The Canadian Charter of Rights and Freedoms protects all Canadians from unreasonable search. But under the proposed legislation, a reasonable suspicion of illegal activity would not be necessary for a service provider, acting on behalf of the government, to conduct a search. All content posted online would be searched. Potentially harmful content would be stored by the service provider and passed – in secret – to the government for criminal prosecution.
Canadians who have nothing to hide still have something to fear. Social media platforms process billions of content every day. Proactive monitoring is only possible with an automated system. Yet automated systems are notoriously inaccurate. Even Facebook Manual the accuracy of content moderation has been reported be less than 90 percent.
Social media companies are not like newspapers; precise examination of each piece of content is operationally impossible. The result is uncomfortable: many innocent Canadians will face criminal charges under the bill.
But it is worse. If an online communications service provider determined that your content was not harmful during the tight 24 hour review period and the government later decides otherwise, the provider could lose up to three percent. of its worldwide gross income. As a result, any rational platform would censor far more content than strictly illegal content. Human rights specialists call this disturbing phenomenon “collateral censorship”.

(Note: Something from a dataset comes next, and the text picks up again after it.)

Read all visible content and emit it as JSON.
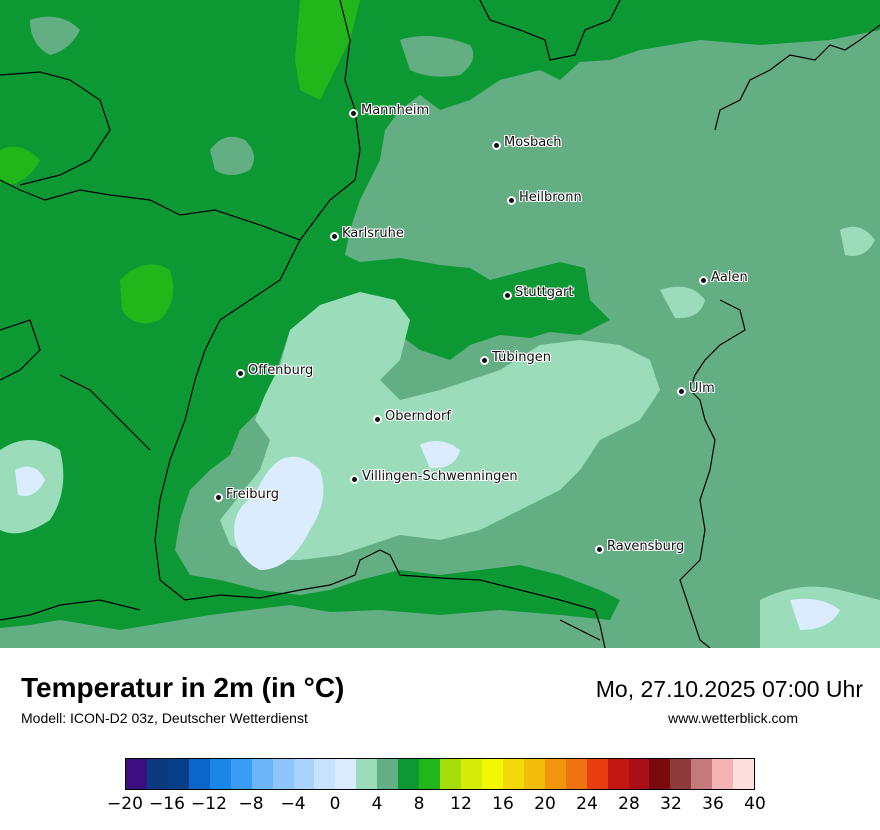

Identifying illegal content is difficult and the risk of collateral censorship is therefore high. The restrictions on hate speech are perhaps the best illustration of the problem. The proposal expects platforms to apply Supreme Court of Canada jurisprudence on hate speech. Identifying hate speech is difficult for the courts, let alone poorly paid algorithms or content moderators who have to make decisions in seconds. While speech that only offends isn’t hate speech, platforms are likely to remove anything that has the slightest potential for inconvenience. Ironically, the minority groups that the law seeks to protect are among the most likely to be injured. That is why so many Canadian anti-racist groups opposed the legislation.
We must demand better
So what to do with online mischief? A step in the right direction is to recognize that not all harmful content is the same. For example, it is much easier to identify child pornography than hate speech. Therefore, the removal times for the former should be shorter than for the latter.
And while revenge pornography may be appropriate for removal only at the request of a victim, offensive speech may require input from the poster and an independent body or tribunal before removal is required. by the law. Other jurisdictions make distinctions. Canada should too.
The regulation of online harm is a serious issue that the Canadian government, like all others, must address to protect its citizens. Child pornography, terrorist content, incitement, hate speech and vengeful pornography have no place in Canada. More can be done to limit their prevalence online.
But the bill creates many more problems than it solves. It reads like a collection of the worst political ideas introduced to the world over the past decade. No other liberal democracy has been willing to accept these restrictions.
The threats to privacy and freedom of expression are obvious. Canadians must demand better.